Thread Rating:
  • 0 Vote(s) - 0 Average
  • 1
  • 2
  • 3
  • 4
  • 5
URGENT ADVICE SOUGHT: RAID 5 Degraded (Thanks!)
#1
Hi all,

Of course this happened on Saturday at 6:35PM, so I am a bit nervous. I cannot go out and buy a HDD immediately. Might have to wait until Monday Sad

So I initiated a file system check on my N7510. Just precautionary. So after that I rebooted it the "adventure began".

After the reboot the N7510 started buzzing continuously and Disk 6's bottom light is flashing orange.

So I the first thing I did was a Short SMART Test on Disk 6. It passed without problems: "Healthy after short test".

Then I disabled the buzzer. :x

I am currently doing a Long SMART Test.

When that completes I plan to do a Detect Bad Block test.

So what should I do next?

To me it looks like the disk has not failed but simply a bad block was written in it. This is normal on disks, it does not mean an outright failure, right?
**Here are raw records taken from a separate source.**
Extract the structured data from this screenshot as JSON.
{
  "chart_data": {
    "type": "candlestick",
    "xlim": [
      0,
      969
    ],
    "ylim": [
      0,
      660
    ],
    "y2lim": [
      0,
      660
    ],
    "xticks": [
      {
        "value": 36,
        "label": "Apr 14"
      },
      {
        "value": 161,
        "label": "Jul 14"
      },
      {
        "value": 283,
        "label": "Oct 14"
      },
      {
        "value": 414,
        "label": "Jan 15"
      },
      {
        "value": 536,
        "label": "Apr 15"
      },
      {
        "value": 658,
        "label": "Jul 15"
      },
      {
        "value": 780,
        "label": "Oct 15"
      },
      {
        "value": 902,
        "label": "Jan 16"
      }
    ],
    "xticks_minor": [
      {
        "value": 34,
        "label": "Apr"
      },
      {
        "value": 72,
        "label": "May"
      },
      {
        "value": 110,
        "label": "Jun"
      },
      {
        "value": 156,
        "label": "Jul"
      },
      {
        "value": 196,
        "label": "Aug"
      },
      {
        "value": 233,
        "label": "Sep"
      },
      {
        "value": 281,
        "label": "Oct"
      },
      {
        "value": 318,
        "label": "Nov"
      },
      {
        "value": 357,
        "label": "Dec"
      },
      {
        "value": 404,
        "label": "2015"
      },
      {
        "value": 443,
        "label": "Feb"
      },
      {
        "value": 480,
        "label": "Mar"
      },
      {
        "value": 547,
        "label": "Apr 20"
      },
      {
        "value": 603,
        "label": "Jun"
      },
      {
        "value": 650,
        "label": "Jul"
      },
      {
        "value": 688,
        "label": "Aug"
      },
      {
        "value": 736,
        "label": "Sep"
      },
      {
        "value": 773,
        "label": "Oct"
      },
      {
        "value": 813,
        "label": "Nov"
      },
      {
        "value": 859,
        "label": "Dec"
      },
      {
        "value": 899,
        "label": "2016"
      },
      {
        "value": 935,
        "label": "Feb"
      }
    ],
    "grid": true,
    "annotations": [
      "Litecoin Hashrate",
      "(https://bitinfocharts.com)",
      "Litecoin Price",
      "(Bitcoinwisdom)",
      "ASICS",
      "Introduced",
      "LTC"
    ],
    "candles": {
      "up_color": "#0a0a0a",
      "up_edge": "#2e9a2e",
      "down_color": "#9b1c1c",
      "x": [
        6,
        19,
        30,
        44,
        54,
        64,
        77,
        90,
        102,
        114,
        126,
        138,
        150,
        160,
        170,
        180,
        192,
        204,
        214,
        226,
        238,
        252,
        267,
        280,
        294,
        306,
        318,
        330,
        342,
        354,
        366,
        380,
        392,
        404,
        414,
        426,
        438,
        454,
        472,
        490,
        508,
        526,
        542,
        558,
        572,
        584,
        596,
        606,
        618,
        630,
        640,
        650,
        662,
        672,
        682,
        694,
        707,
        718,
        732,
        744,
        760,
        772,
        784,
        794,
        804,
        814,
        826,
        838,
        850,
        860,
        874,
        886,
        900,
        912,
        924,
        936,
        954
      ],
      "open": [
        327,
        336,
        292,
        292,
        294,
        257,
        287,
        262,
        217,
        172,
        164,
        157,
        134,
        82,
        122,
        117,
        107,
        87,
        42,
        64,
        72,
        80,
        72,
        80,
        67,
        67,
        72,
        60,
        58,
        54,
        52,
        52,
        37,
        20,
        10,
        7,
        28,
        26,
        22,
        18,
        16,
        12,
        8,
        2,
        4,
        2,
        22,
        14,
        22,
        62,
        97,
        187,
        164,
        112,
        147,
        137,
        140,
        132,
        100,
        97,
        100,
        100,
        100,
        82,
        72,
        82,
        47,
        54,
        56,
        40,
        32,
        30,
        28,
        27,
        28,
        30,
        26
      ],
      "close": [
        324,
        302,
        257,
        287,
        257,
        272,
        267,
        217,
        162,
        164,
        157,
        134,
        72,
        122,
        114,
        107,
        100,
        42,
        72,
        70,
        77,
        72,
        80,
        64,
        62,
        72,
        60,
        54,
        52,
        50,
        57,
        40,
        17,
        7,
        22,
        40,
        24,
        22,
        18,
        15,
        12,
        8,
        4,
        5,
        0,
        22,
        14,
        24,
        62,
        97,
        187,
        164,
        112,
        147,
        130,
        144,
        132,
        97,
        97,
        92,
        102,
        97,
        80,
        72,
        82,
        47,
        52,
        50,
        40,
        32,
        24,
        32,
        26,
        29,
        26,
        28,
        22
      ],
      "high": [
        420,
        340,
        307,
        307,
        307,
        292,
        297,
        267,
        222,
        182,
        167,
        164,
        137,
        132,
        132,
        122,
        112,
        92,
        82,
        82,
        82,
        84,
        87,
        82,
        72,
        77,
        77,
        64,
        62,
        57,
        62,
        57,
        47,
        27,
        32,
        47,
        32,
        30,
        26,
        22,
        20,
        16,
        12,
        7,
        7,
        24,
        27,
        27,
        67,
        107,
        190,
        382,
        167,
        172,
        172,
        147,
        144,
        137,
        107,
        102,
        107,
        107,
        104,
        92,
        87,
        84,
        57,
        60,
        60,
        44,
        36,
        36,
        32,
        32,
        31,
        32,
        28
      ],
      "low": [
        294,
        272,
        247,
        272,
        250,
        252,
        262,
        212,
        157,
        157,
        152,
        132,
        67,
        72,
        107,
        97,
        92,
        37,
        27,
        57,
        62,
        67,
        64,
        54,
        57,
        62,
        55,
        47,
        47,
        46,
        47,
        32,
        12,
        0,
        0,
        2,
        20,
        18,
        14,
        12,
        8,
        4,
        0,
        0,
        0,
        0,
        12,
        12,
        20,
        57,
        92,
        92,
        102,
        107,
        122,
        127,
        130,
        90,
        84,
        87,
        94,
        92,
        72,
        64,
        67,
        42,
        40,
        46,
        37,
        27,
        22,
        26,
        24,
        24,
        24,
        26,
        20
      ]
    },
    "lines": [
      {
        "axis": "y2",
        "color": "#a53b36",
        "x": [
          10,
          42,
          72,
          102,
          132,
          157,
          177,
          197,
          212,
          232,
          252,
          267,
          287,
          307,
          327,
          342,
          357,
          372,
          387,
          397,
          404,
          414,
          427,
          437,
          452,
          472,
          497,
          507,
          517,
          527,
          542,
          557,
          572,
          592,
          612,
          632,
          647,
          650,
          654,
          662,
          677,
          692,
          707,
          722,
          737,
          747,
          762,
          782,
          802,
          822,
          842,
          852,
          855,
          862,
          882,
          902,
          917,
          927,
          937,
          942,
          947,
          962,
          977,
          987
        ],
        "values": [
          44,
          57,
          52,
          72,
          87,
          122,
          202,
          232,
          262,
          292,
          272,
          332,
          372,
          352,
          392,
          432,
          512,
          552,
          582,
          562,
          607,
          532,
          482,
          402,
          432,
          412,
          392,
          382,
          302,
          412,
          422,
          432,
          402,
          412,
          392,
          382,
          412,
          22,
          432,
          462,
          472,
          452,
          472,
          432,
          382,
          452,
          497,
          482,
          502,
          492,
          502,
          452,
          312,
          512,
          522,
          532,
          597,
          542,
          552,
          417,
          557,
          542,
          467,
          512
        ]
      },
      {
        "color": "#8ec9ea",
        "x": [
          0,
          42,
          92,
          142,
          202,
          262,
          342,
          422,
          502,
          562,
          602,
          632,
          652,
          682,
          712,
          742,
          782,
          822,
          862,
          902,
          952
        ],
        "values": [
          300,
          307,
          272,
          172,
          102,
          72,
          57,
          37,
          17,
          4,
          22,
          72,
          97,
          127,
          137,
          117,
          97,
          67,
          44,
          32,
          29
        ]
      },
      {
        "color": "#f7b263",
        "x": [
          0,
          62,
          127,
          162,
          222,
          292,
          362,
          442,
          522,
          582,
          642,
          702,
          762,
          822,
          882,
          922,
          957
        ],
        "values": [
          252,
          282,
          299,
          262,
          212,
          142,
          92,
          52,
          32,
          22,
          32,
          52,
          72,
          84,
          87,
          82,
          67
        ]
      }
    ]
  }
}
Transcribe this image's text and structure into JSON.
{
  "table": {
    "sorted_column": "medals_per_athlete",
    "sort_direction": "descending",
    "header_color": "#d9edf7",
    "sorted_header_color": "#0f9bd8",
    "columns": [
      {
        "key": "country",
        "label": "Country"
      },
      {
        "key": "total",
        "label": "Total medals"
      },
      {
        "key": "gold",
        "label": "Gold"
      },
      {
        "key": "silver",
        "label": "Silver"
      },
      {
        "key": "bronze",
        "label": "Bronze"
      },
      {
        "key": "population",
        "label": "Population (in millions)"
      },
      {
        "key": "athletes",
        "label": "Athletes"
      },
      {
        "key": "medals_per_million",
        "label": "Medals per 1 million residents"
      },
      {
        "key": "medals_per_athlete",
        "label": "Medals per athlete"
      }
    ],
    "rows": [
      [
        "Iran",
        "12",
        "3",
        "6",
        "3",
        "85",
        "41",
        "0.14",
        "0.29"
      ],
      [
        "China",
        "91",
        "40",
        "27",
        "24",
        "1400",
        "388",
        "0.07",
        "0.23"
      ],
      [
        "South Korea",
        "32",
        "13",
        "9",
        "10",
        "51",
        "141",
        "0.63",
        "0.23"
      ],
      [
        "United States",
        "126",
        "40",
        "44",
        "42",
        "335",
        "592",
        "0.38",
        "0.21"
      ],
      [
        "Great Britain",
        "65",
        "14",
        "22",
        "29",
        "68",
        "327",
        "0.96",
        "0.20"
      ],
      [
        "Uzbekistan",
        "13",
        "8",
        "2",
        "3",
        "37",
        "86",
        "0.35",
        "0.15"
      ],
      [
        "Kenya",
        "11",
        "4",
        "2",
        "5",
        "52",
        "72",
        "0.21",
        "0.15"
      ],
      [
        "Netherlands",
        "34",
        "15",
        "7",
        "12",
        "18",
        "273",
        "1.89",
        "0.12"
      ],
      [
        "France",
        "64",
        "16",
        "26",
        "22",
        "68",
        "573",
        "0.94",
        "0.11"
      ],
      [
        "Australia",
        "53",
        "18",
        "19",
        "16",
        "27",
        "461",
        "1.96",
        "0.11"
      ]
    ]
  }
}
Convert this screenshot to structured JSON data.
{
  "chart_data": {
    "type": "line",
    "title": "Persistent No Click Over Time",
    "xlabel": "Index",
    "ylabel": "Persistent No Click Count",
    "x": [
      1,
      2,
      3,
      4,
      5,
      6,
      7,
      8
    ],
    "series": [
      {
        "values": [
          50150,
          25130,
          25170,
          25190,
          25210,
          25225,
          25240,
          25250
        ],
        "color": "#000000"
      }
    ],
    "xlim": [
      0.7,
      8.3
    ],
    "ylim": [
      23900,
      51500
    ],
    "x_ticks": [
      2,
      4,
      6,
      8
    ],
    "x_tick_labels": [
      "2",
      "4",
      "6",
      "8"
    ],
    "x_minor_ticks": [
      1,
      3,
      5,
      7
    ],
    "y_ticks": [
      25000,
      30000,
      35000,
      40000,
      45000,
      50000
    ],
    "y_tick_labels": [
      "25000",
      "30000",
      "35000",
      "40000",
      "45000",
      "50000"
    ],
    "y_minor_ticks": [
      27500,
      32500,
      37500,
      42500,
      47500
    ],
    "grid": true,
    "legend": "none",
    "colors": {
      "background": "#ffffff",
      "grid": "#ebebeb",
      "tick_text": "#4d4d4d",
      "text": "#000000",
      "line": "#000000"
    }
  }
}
1. Do I need to replace the disk?

2. Or will a simple reboot could flush it out of the system??? If it's simply a bad block, which the HDD should discontinue to use that bad block and use the spare blocks instead, no? (Obviously I need for the tests to complete.)

3. Or should I shut down the NAS immediately, go out an buy another 4TB HDD, swap it and rebuild the RAID level before I loose another disk?

(Can I replace it with any other HDD on HCL? I was wondering if I should swap it with a supported 5TB or 6TB HDD? And then individually replace the remaining 6 HDDs with the new 5/6TB ones.)

4. Or should I not shut down no matter what and nervously wait till Monday to buy a replacement HDD and then do a hot-swap?

What I don't know is how Thecus's Firmware O/S behaves?

Clearly the HDD has not catastrophically failed, but is the Thecus N7510 no longer using it? Is it no longer reading/writing to it? Which is WRONG because I am now vulnerable to a true second HDD failure in that case, and all because of a bad block.

So am I vulnerable to second disk failure now?

Obviously I am no longer going to copy files to it, etc.

For Disk 6 the web UI is showing the following:

Disk No.: 6
Model: ST4000DM000-1F21
Power On Hours: 10762 Hours
Temperature: 35°C/95°F 34°C/93.2°F(Last)
Reallocated Sector Count: 0 0(Last)
Current Pending Sector: 0 0(Last)
End-to-End error: 0 0(Last)

N7510:
RAID: 5
HDDs: 8 x Seagate 4TB HDDs (ST4000DM000). <-- They are on the HCL
Firmware: Should be latest: v2.05.06 (I cannot confirm as web screen is stuck on Long SMART Test.)

N7510 Emails:
6:33PM SMART(HD Tray No: 6) testing start. <-- Long SMART Test
6:28PM SMART(HD Tray No: 6) testing has completed, the result is normal. <-- Short SMART Test
6:27PM SMART(HD Tray No: 6) testing start. <-- Short SMART Test
6:18PM The RAID [RAID5] on system [N7510] is suffering from disk problem.
RAID status is DEGRADED now. However, the data access is still functional.
Please solve the disk problem (e.g. replacing with a new hard disk).
The system will bring RAID back to the healthy state automatically.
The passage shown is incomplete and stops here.